Antibodies to blood coagulation components are implicated in patients with multiple sclerosis

Background: The strong link between innate immunity and thrombosis/coagulation has recently been investigated in the light of antibodies directed against serine proteases of the coagulation pathway. The antibodies have been proposed as contributing factors to venous thromboembolism development and as key molecules in the initiation of signaling inflammatory pathways in neuroinflammatory diseases. Preliminary studies of Multiple Sclerosis (MS) progression characteristics with the reactivity of antibodies against coagulant components are limited. Considering the development of thrombosis at the early onset of MS, our study aimed to detect antibodies against coagulant components in MS and evaluate their possible association with the clinical profile of the disease. Method: A cross-sectional study was carried out to identify antibodies to factor(F)VIIa, thrombin, prothrombin, FXa, FXII, plasmin, and protein C in serum samples from 167 patients with MS and 40 healthy controls using the enzyme-linked immunosorbent assay. Statistical analysis was performed for the evaluation of the data. Results: The analysis revealed a significantly higher prevalence of IgG in MS patients (n = 72, 43%) compared to HCs (n = 8, 20%, p < 0.01). Specifically, elevated anti-FVIIa (n = 19, 11.4%, mean activity p < 0.0001), antiFXII (n = 12, 7.2%, mean activity p < 0.001) and anti-plasmin (n = 20, 12%, mean activity p < 0.01) levels were observed in patients compared to controls.

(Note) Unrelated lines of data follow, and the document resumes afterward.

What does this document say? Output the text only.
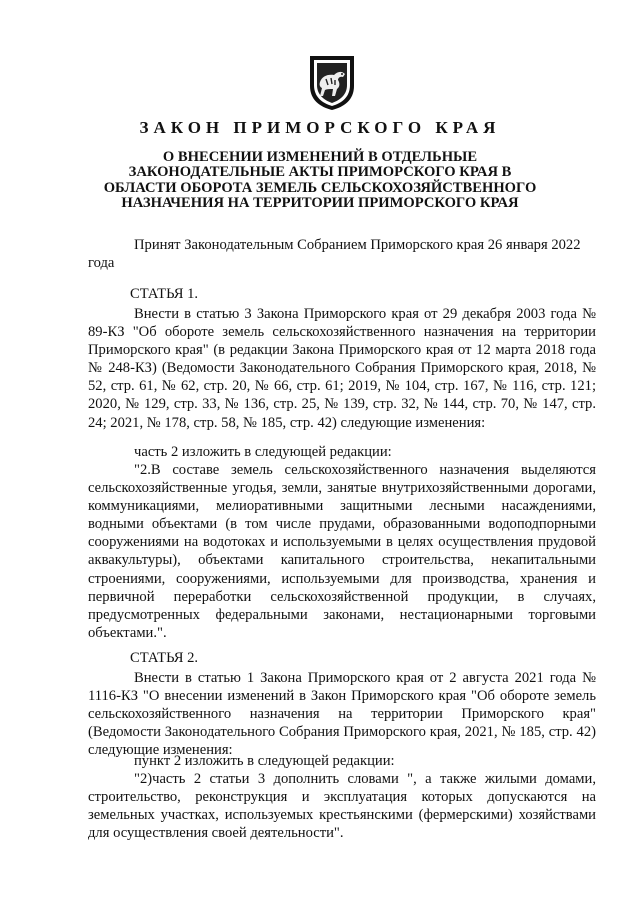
ЗАКОН ПРИМОРСКОГО КРАЯ
О ВНЕСЕНИИ ИЗМЕНЕНИЙ В ОТДЕЛЬНЫЕ ЗАКОНОДАТЕЛЬНЫЕ АКТЫ ПРИМОРСКОГО КРАЯ В ОБЛАСТИ ОБОРОТА ЗЕМЕЛЬ СЕЛЬСКОХОЗЯЙСТВЕННОГО НАЗНАЧЕНИЯ НА ТЕРРИТОРИИ ПРИМОРСКОГО КРАЯ
Принят Законодательным Собранием Приморского края 26 января 2022 года
СТАТЬЯ 1.
Внести в статью 3 Закона Приморского края от 29 декабря 2003 года № 89-КЗ "Об обороте земель сельскохозяйственного назначения на территории Приморского края" (в редакции Закона Приморского края от 12 марта 2018 года № 248-КЗ) (Ведомости Законодательного Собрания Приморского края, 2018, № 52, стр. 61, № 62, стр. 20, № 66, стр. 61; 2019, № 104, стр. 167, № 116, стр. 121; 2020, № 129, стр. 33, № 136, стр. 25, № 139, стр. 32, № 144, стр. 70, № 147, стр. 24; 2021, № 178, стр. 58, № 185, стр. 42) следующие изменения:
часть 2 изложить в следующей редакции:
"2.В составе земель сельскохозяйственного назначения выделяются сельскохозяйственные угодья, земли, занятые внутрихозяйственными дорогами, коммуникациями, мелиоративными защитными лесными насаждениями, водными объектами (в том числе прудами, образованными водоподпорными сооружениями на водотоках и используемыми в целях осуществления прудовой аквакультуры), объектами капитального строительства, некапитальными строениями, сооружениями, используемыми для производства, хранения и первичной переработки сельскохозяйственной продукции, в случаях, предусмотренных федеральными законами, нестационарными торговыми объектами.".
СТАТЬЯ 2.
Внести в статью 1 Закона Приморского края от 2 августа 2021 года № 1116-КЗ "О внесении изменений в Закон Приморского края "Об обороте земель сельскохозяйственного назначения на территории Приморского края" (Ведомости Законодательного Собрания Приморского края, 2021, № 185, стр. 42) следующие изменения:
пункт 2 изложить в следующей редакции:
"2)часть 2 статьи 3 дополнить словами ", а также жилыми домами, строительство, реконструкция и эксплуатация которых допускаются на земельных участках, используемых крестьянскими (фермерскими) хозяйствами для осуществления своей деятельности".
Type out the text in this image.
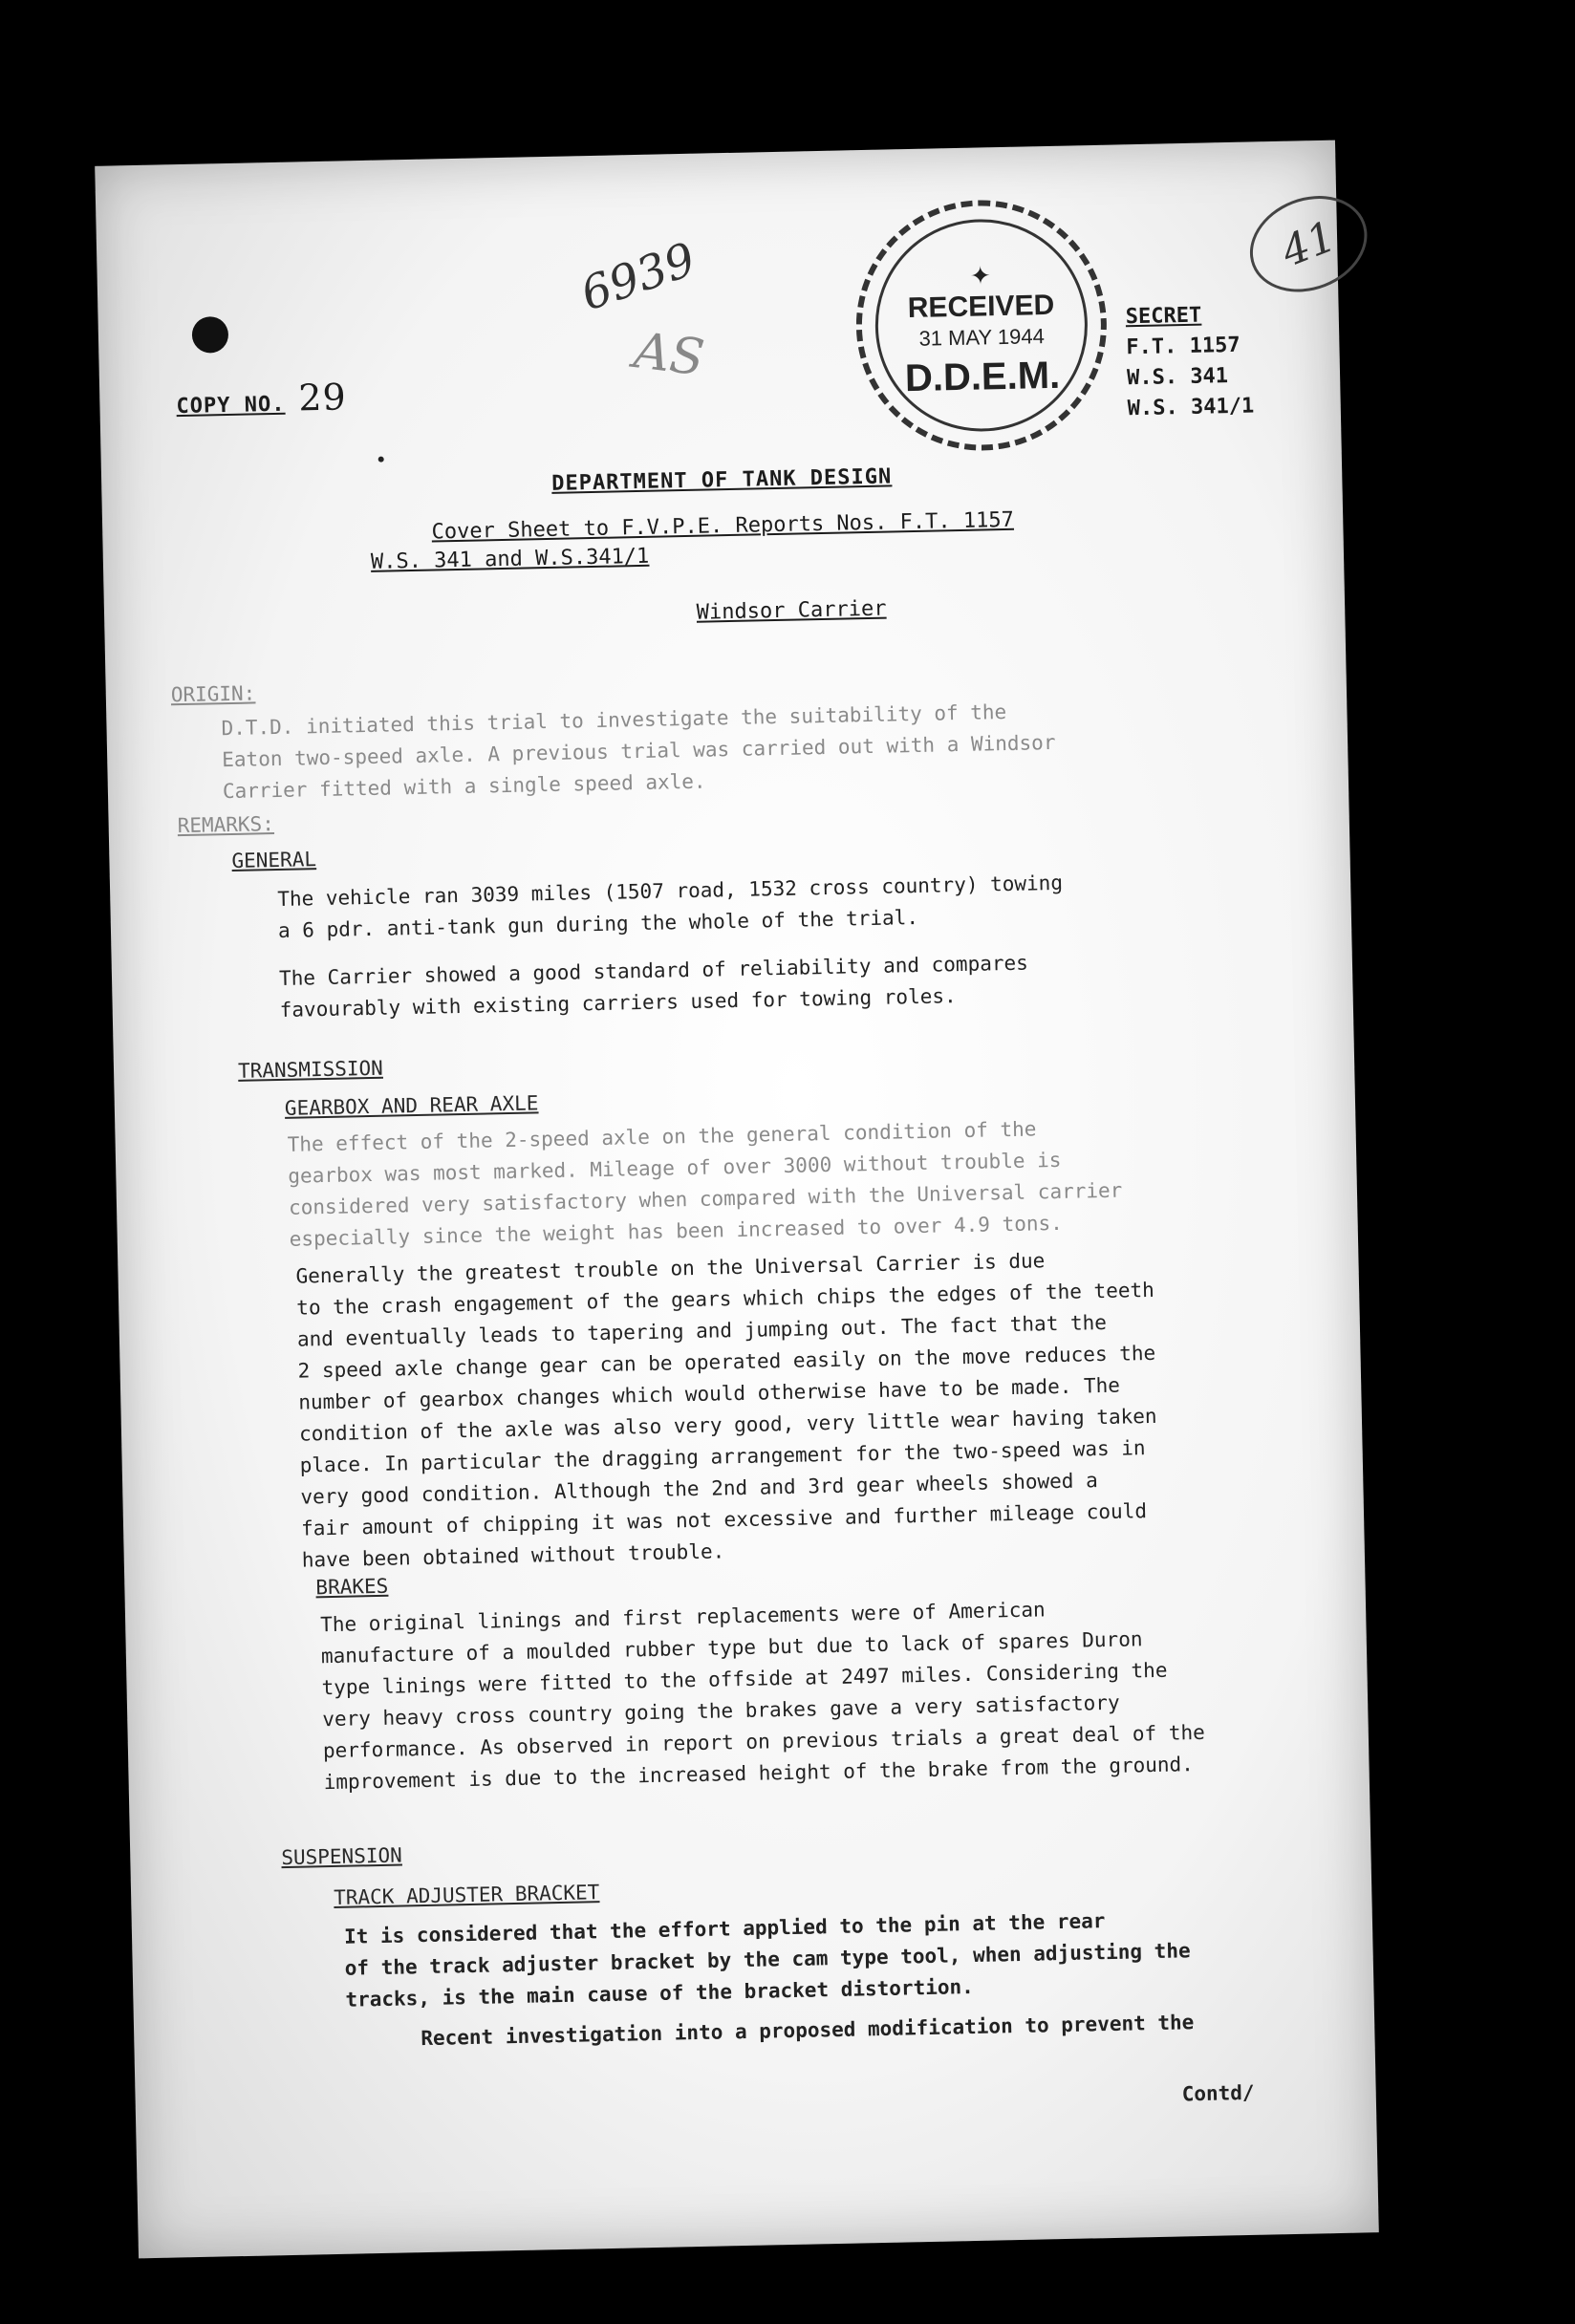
COPY NO. 29
6939
AS
41
✦
RECEIVED
31 MAY 1944
D.D.E.M.
SECRET
F.T. 1157
W.S. 341
W.S. 341/1
DEPARTMENT OF TANK DESIGN
Cover Sheet to F.V.P.E. Reports Nos. F.T. 1157
W.S. 341 and W.S.341/1
Windsor Carrier
ORIGIN:
D.T.D. initiated this trial to investigate the suitability of the
Eaton two-speed axle. A previous trial was carried out with a Windsor
Carrier fitted with a single speed axle.
REMARKS:
GENERAL
The vehicle ran 3039 miles (1507 road, 1532 cross country) towing
a 6 pdr. anti-tank gun during the whole of the trial.
The Carrier showed a good standard of reliability and compares
favourably with existing carriers used for towing roles.
TRANSMISSION
GEARBOX AND REAR AXLE
The effect of the 2-speed axle on the general condition of the
gearbox was most marked. Mileage of over 3000 without trouble is
considered very satisfactory when compared with the Universal carrier
especially since the weight has been increased to over 4.9 tons.
Generally the greatest trouble on the Universal Carrier is due
to the crash engagement of the gears which chips the edges of the teeth
and eventually leads to tapering and jumping out. The fact that the
2 speed axle change gear can be operated easily on the move reduces the
number of gearbox changes which would otherwise have to be made. The
condition of the axle was also very good, very little wear having taken
place. In particular the dragging arrangement for the two-speed was in
very good condition. Although the 2nd and 3rd gear wheels showed a
fair amount of chipping it was not excessive and further mileage could
have been obtained without trouble.
BRAKES
The original linings and first replacements were of American
manufacture of a moulded rubber type but due to lack of spares Duron
type linings were fitted to the offside at 2497 miles. Considering the
very heavy cross country going the brakes gave a very satisfactory
performance. As observed in report on previous trials a great deal of the
improvement is due to the increased height of the brake from the ground.
SUSPENSION
TRACK ADJUSTER BRACKET
It is considered that the effort applied to the pin at the rear
of the track adjuster bracket by the cam type tool, when adjusting the
tracks, is the main cause of the bracket distortion.
Recent investigation into a proposed modification to prevent the
Contd/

Additionally, the highest scores of clinical characteristics like the expanded disability status scale and MS severity score were linked with IgG seropositivity against thrombin, whilst anti-FXII levels corresponded with the lowest disease progression. Conclusion: The findings of our study illustrate the presence of antibodies against serine proteases of the coagulation cascade in MS and demonstrate the association of antibody activity with disease progression. In particular, thrombin IgG seropositivity was demonstrated to be associated with worse outcomes and a severe disease phenotype. These observations suggest the implication of antibodies in patient monitoring and prognosis, and further evaluation may elucidate inflammatory cascades in which antibodies act as key mediators.